Flat or slightly raised red blotches with wavy borders that appear on any part of the body, and fade from one area while reappearing in others, are probably hives. About 15 percent of children get them. In babies and toddlers, the most common cause is an allergy to a food or medicine. But in older children and adults they can result from a host of factors, including cold, heat, viral infections, and even stress.
The cause of hives is sometimes elusive: You may suspect that a certain food is behind them, but the next time your child eats that same food, he has no reaction. If your child is taking a medication at the time the hives appear, your pediatrician may label your child as allergic to that drug. The trouble with this is that children sometimes react to the flavoring or coloring of the medication rather than to the drug itself. If you find that every antibiotic seems to cause hives, consult an allergist to determine the true sensitivity.

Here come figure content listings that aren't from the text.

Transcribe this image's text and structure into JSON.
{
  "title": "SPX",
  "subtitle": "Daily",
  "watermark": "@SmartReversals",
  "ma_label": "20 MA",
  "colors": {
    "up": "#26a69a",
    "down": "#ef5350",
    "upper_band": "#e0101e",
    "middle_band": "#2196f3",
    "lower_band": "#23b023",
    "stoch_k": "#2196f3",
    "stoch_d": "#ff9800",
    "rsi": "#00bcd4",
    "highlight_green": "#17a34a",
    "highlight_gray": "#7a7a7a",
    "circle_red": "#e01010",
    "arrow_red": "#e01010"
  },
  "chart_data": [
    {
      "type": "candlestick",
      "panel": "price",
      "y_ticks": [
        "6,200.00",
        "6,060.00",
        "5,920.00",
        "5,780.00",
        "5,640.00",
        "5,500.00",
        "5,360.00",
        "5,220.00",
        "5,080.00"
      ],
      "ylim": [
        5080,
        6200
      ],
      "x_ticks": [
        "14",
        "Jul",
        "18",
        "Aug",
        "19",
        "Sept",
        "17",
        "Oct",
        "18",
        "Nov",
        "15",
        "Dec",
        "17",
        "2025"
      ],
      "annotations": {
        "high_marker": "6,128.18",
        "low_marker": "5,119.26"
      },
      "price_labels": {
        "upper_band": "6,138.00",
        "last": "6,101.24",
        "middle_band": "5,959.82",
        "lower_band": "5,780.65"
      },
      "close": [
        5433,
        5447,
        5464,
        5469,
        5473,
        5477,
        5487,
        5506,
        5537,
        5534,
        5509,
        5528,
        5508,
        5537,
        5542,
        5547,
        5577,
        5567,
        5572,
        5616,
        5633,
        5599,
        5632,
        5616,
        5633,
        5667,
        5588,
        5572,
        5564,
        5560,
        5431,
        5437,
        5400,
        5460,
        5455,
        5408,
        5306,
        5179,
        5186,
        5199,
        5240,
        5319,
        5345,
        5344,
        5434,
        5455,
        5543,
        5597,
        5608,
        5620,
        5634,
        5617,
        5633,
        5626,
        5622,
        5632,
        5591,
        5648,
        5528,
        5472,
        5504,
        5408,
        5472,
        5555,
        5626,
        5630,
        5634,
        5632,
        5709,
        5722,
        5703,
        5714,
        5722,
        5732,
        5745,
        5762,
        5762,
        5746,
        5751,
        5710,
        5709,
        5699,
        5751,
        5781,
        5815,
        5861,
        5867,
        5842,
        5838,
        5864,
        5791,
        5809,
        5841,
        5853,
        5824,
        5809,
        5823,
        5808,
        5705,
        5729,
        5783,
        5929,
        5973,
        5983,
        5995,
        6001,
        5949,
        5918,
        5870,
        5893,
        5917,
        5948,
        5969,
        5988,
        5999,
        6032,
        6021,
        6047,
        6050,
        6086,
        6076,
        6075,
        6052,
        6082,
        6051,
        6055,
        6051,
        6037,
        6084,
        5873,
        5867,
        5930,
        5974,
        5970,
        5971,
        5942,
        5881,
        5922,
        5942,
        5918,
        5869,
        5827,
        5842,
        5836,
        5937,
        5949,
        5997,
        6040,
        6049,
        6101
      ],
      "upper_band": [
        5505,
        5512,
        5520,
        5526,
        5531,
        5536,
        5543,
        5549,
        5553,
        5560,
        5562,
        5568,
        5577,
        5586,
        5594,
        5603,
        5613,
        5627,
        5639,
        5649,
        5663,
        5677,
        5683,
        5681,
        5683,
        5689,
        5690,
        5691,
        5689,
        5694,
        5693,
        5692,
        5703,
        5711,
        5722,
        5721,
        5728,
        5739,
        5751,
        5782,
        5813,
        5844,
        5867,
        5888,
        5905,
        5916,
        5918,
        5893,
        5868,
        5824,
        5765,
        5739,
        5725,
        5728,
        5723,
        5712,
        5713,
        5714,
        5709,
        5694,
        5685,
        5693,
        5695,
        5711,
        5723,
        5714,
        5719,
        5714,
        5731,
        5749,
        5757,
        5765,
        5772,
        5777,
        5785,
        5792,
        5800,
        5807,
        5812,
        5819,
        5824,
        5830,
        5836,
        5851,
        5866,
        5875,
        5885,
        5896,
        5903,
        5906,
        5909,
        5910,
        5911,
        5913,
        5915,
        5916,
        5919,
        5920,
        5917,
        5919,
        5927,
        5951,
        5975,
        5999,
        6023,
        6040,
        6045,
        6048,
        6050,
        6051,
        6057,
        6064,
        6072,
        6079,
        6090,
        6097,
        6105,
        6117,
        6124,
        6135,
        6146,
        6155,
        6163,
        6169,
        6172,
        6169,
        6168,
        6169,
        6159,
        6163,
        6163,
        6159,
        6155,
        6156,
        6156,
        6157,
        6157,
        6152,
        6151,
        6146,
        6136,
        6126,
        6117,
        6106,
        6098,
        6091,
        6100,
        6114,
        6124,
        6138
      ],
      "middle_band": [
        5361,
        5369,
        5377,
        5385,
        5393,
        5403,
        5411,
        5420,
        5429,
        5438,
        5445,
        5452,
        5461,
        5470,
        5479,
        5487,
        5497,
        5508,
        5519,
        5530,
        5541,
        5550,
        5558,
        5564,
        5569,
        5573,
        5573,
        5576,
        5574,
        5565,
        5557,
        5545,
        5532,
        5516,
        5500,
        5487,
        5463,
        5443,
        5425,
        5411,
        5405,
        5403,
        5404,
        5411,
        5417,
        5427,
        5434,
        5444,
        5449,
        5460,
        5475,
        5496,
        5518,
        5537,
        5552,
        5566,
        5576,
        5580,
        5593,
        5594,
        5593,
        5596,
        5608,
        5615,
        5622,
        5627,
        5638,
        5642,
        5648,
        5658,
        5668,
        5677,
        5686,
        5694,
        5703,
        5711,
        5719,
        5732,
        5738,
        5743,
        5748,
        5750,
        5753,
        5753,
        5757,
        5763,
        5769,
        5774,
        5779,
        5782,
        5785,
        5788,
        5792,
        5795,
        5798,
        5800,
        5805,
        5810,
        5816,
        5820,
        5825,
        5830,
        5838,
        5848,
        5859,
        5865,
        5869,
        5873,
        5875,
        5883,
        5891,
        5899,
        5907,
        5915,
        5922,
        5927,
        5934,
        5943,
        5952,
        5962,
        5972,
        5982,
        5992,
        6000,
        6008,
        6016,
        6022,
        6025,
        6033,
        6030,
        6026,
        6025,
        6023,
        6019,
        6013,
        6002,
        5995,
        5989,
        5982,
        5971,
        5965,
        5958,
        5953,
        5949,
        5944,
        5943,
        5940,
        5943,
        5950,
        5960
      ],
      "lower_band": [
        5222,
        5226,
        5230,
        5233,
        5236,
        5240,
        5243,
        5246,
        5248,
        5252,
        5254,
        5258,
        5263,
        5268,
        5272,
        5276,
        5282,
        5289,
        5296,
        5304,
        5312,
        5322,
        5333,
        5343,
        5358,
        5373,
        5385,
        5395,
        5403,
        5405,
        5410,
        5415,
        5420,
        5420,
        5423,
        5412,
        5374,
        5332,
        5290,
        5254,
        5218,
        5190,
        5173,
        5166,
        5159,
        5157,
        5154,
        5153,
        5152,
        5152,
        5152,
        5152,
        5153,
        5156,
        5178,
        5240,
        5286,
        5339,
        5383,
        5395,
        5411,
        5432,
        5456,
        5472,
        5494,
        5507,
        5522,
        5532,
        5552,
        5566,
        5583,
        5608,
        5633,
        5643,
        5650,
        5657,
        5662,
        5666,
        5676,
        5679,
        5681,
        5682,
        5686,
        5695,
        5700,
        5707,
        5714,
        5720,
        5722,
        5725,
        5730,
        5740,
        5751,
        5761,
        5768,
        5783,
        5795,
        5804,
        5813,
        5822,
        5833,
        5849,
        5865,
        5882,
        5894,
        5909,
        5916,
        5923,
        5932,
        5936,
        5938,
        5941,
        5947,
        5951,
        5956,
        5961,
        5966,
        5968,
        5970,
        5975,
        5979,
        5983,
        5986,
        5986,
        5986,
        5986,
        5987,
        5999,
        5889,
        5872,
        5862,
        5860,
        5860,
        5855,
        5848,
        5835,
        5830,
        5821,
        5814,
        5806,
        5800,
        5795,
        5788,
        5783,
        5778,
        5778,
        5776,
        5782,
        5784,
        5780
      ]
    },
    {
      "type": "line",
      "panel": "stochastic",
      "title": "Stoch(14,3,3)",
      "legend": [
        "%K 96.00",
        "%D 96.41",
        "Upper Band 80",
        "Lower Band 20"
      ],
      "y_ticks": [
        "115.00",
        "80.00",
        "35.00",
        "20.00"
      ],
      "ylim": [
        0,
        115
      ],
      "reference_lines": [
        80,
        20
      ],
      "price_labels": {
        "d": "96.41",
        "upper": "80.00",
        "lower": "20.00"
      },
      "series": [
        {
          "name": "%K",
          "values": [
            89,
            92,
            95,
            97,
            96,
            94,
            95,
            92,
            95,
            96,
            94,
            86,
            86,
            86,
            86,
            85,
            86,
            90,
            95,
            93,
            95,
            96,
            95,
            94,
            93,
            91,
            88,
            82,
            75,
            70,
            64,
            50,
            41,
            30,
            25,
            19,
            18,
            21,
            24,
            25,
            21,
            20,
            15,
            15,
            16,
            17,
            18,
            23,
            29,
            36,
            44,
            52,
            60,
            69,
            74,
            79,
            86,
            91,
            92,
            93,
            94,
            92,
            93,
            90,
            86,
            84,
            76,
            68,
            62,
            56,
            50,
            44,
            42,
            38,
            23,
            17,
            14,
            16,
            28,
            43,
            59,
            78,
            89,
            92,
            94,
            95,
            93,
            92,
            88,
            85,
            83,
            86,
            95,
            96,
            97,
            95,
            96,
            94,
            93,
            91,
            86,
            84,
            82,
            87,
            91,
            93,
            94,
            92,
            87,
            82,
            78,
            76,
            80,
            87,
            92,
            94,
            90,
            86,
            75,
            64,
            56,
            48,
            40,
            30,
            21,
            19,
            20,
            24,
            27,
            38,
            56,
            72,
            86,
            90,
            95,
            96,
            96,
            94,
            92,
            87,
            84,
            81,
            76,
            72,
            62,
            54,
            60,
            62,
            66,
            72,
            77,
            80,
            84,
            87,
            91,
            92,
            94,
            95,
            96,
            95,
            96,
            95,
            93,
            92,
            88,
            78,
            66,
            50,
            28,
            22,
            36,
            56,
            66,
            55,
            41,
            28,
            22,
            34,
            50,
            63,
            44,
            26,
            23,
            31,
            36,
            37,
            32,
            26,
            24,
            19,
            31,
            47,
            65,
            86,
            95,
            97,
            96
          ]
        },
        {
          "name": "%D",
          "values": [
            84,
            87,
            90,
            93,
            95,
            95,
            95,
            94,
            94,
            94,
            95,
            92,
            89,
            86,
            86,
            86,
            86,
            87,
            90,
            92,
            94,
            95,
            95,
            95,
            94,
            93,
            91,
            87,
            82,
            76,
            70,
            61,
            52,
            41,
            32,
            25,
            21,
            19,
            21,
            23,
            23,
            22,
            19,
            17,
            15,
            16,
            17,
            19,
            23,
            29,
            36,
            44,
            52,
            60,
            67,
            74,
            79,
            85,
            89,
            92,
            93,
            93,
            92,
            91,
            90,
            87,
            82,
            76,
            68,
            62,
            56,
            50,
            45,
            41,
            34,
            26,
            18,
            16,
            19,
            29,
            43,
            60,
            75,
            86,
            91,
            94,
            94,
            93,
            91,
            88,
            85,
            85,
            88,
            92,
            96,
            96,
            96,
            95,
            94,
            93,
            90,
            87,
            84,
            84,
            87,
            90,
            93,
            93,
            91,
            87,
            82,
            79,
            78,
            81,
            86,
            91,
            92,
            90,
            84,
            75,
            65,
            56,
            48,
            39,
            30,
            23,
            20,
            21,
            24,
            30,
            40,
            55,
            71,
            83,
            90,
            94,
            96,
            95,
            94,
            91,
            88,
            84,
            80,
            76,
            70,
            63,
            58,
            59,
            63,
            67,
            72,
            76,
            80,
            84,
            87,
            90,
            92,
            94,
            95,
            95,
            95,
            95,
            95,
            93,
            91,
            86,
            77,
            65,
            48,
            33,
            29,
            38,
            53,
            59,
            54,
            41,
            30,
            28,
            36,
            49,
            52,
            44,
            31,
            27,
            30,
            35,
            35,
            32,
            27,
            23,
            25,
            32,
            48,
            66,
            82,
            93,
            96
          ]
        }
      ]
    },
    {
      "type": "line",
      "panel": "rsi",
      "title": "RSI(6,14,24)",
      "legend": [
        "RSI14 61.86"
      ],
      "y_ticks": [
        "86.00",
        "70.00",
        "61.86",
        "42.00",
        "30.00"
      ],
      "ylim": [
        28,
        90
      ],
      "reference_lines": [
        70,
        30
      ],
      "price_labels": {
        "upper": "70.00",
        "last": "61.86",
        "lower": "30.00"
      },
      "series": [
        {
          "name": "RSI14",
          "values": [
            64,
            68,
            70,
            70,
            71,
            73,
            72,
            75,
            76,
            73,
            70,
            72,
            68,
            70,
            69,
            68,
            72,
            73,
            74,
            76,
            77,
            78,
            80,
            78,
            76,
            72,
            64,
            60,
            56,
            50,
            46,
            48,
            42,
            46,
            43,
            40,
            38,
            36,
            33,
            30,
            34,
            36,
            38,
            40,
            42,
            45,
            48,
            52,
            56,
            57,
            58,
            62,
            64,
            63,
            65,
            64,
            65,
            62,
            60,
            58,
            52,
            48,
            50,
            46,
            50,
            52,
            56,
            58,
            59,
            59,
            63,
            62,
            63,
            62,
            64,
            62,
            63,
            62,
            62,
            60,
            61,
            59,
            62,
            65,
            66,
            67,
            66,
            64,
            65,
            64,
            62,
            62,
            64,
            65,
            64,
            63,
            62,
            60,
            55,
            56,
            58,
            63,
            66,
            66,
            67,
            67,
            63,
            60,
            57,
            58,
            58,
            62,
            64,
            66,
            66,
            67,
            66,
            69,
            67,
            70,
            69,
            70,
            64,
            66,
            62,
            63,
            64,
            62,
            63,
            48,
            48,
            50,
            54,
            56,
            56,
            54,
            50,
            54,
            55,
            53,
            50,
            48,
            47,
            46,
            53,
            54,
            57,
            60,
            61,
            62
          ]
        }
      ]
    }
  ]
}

Hives usually itch. Cold compresses and an antihistamine such as Benadryl can help relieve itching and may speed the rash's disappearance.
When to Worry:
If hives are accompanied by swollen lips, difficulty breathing, and swollen eyes, call 911; your child is suffering from a severe allergic reaction. Hives accompanied by swollen lips and sore joints, or bruising or discoloration left after the hives fade, can be signs of an inflammation of small blood vessels that can affect the kidneys or other organs. See your pediatrician.